Qu’arrive t-il à l’eau salée?

12 mois

Dessalement : comment l’eau salée devient-elle une ressource buvable ? Une technologie stratégique aux coûts encore très inégaux

Transformer l’eau de mer en eau potable, autrefois rêve technologique, devient aujourd’hui une solution vitale pour plusieurs pays souffrant d’aridité extrême.

Le dessalement consiste à séparer les sels dissous de l’eau, grâce à des procédés physiques ou thermiques, très gourmands en énergie.

De plus en plus de pays se tournent vers cette technique, faute de ressources douces suffisantes pour satisfaire leurs besoins croissants.

Quels pays sont les leaders du dessalement ? Un Top 6 révélateur de priorités géopolitiques et climatiques diverses

En première position, l’Arabie Saoudite avec plus de neuf millions de mètres cubes produits par jour à travers ses installations.

Les Émirats Arabes Unis arrivent juste derrière, suivis par les États-Unis, la Chine, l’Espagne et enfin l’Afrique du Sud.

Ces pays utilisent ces capacités pour répondre à la croissance démographique, à l’urbanisation rapide et aux stress hydriques prolongés.

D’autres pays, comme la Namibie, misent sur des technologies hybrides, notamment le recyclage, pour combler leurs besoins en eau potable.

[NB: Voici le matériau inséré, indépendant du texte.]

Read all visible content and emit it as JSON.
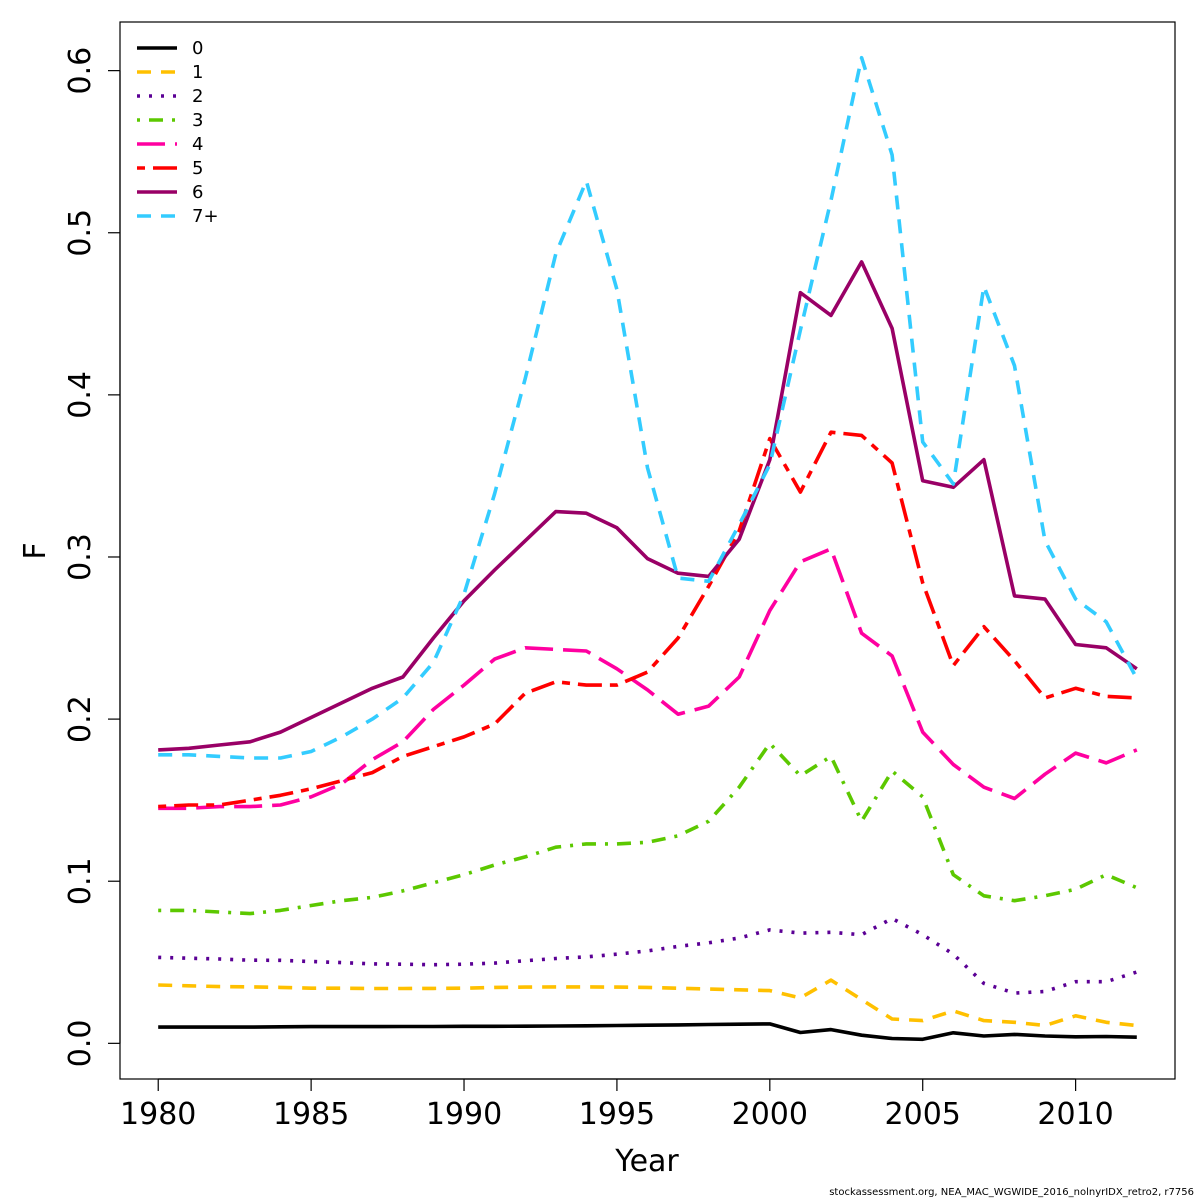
{
  "chart_data": {
    "type": "line",
    "xlabel": "Year",
    "ylabel": "F",
    "xlim": [
      1978.75,
      2013.25
    ],
    "ylim": [
      -0.022,
      0.63
    ],
    "x_ticks": [
      1980,
      1985,
      1990,
      1995,
      2000,
      2005,
      2010
    ],
    "y_ticks": [
      0.0,
      0.1,
      0.2,
      0.3,
      0.4,
      0.5,
      0.6
    ],
    "y_tick_labels": [
      "0.0",
      "0.1",
      "0.2",
      "0.3",
      "0.4",
      "0.5",
      "0.6"
    ],
    "legend_position": "top-left",
    "grid": false,
    "x": [
      1980,
      1981,
      1982,
      1983,
      1984,
      1985,
      1986,
      1987,
      1988,
      1989,
      1990,
      1991,
      1992,
      1993,
      1994,
      1995,
      1996,
      1997,
      1998,
      1999,
      2000,
      2001,
      2002,
      2003,
      2004,
      2005,
      2006,
      2007,
      2008,
      2009,
      2010,
      2011,
      2012
    ],
    "series": [
      {
        "name": "0",
        "color": "#000000",
        "dash": "solid",
        "values": [
          0.01,
          0.01,
          0.01,
          0.01,
          0.0102,
          0.0103,
          0.0103,
          0.0103,
          0.0104,
          0.0104,
          0.0105,
          0.0105,
          0.0106,
          0.0107,
          0.0108,
          0.011,
          0.0112,
          0.0114,
          0.0116,
          0.0118,
          0.012,
          0.0067,
          0.0085,
          0.005,
          0.003,
          0.0025,
          0.0065,
          0.0045,
          0.0055,
          0.0045,
          0.004,
          0.0042,
          0.0038
        ]
      },
      {
        "name": "1",
        "color": "#ffc000",
        "dash": "dashed",
        "values": [
          0.036,
          0.0355,
          0.035,
          0.0348,
          0.0345,
          0.034,
          0.034,
          0.0338,
          0.0338,
          0.0339,
          0.034,
          0.0345,
          0.0347,
          0.0348,
          0.0348,
          0.0347,
          0.0345,
          0.034,
          0.0335,
          0.033,
          0.0325,
          0.028,
          0.039,
          0.027,
          0.015,
          0.014,
          0.02,
          0.014,
          0.013,
          0.011,
          0.017,
          0.013,
          0.011
        ]
      },
      {
        "name": "2",
        "color": "#5b0095",
        "dash": "dotted",
        "values": [
          0.053,
          0.0525,
          0.052,
          0.0513,
          0.0512,
          0.0505,
          0.0498,
          0.049,
          0.0488,
          0.0485,
          0.0488,
          0.0495,
          0.051,
          0.0523,
          0.0533,
          0.055,
          0.057,
          0.0598,
          0.062,
          0.065,
          0.07,
          0.068,
          0.0685,
          0.067,
          0.077,
          0.067,
          0.055,
          0.037,
          0.031,
          0.032,
          0.038,
          0.038,
          0.044
        ]
      },
      {
        "name": "3",
        "color": "#5cc800",
        "dash": "dashdot",
        "values": [
          0.082,
          0.082,
          0.081,
          0.08,
          0.082,
          0.085,
          0.088,
          0.09,
          0.094,
          0.099,
          0.104,
          0.11,
          0.115,
          0.121,
          0.123,
          0.123,
          0.124,
          0.128,
          0.137,
          0.158,
          0.185,
          0.165,
          0.177,
          0.137,
          0.168,
          0.152,
          0.104,
          0.091,
          0.088,
          0.091,
          0.095,
          0.104,
          0.096
        ]
      },
      {
        "name": "4",
        "color": "#ff00a0",
        "dash": "longdash",
        "values": [
          0.145,
          0.145,
          0.146,
          0.146,
          0.147,
          0.152,
          0.16,
          0.175,
          0.186,
          0.206,
          0.221,
          0.237,
          0.244,
          0.243,
          0.242,
          0.231,
          0.218,
          0.203,
          0.208,
          0.226,
          0.267,
          0.297,
          0.305,
          0.253,
          0.239,
          0.192,
          0.172,
          0.158,
          0.151,
          0.166,
          0.179,
          0.173,
          0.181
        ]
      },
      {
        "name": "5",
        "color": "#ff0000",
        "dash": "twodash",
        "values": [
          0.146,
          0.147,
          0.147,
          0.15,
          0.153,
          0.157,
          0.162,
          0.167,
          0.177,
          0.183,
          0.189,
          0.197,
          0.216,
          0.223,
          0.221,
          0.221,
          0.229,
          0.25,
          0.282,
          0.316,
          0.373,
          0.34,
          0.377,
          0.375,
          0.358,
          0.284,
          0.233,
          0.257,
          0.236,
          0.213,
          0.219,
          0.214,
          0.213
        ]
      },
      {
        "name": "6",
        "color": "#990066",
        "dash": "solid",
        "values": [
          0.181,
          0.182,
          0.184,
          0.186,
          0.192,
          0.201,
          0.21,
          0.219,
          0.226,
          0.25,
          0.273,
          0.292,
          0.31,
          0.328,
          0.327,
          0.318,
          0.299,
          0.29,
          0.288,
          0.311,
          0.36,
          0.463,
          0.449,
          0.482,
          0.441,
          0.347,
          0.343,
          0.36,
          0.276,
          0.274,
          0.246,
          0.244,
          0.231
        ]
      },
      {
        "name": "7+",
        "color": "#33ccff",
        "dash": "dashed",
        "values": [
          0.178,
          0.178,
          0.177,
          0.176,
          0.176,
          0.18,
          0.189,
          0.2,
          0.213,
          0.235,
          0.277,
          0.339,
          0.41,
          0.487,
          0.532,
          0.465,
          0.355,
          0.287,
          0.285,
          0.32,
          0.357,
          0.44,
          0.52,
          0.608,
          0.548,
          0.371,
          0.345,
          0.467,
          0.418,
          0.31,
          0.274,
          0.26,
          0.225
        ]
      }
    ]
  },
  "footer_text": "stockassessment.org, NEA_MAC_WGWIDE_2016_nolnyrIDX_retro2, r7756"
}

Quelles sont les technologies principales ? L’osmose inverse domine le marché mais la distillation reste utilisée dans plusieurs zones désertiques

L’osmose inverse fonctionne avec des membranes spécifiques filtrant les sels ; elle exige des pressions élevées et des systèmes de pompage efficaces.

La distillation repose sur la chaleur pour évaporer l’eau, puis condense la vapeur obtenue, éliminant ainsi les impuretés et sels.

L’osmose est plus économique à grande échelle, tandis que la distillation est plus adaptée aux petits volumes ou aux systèmes hybrides.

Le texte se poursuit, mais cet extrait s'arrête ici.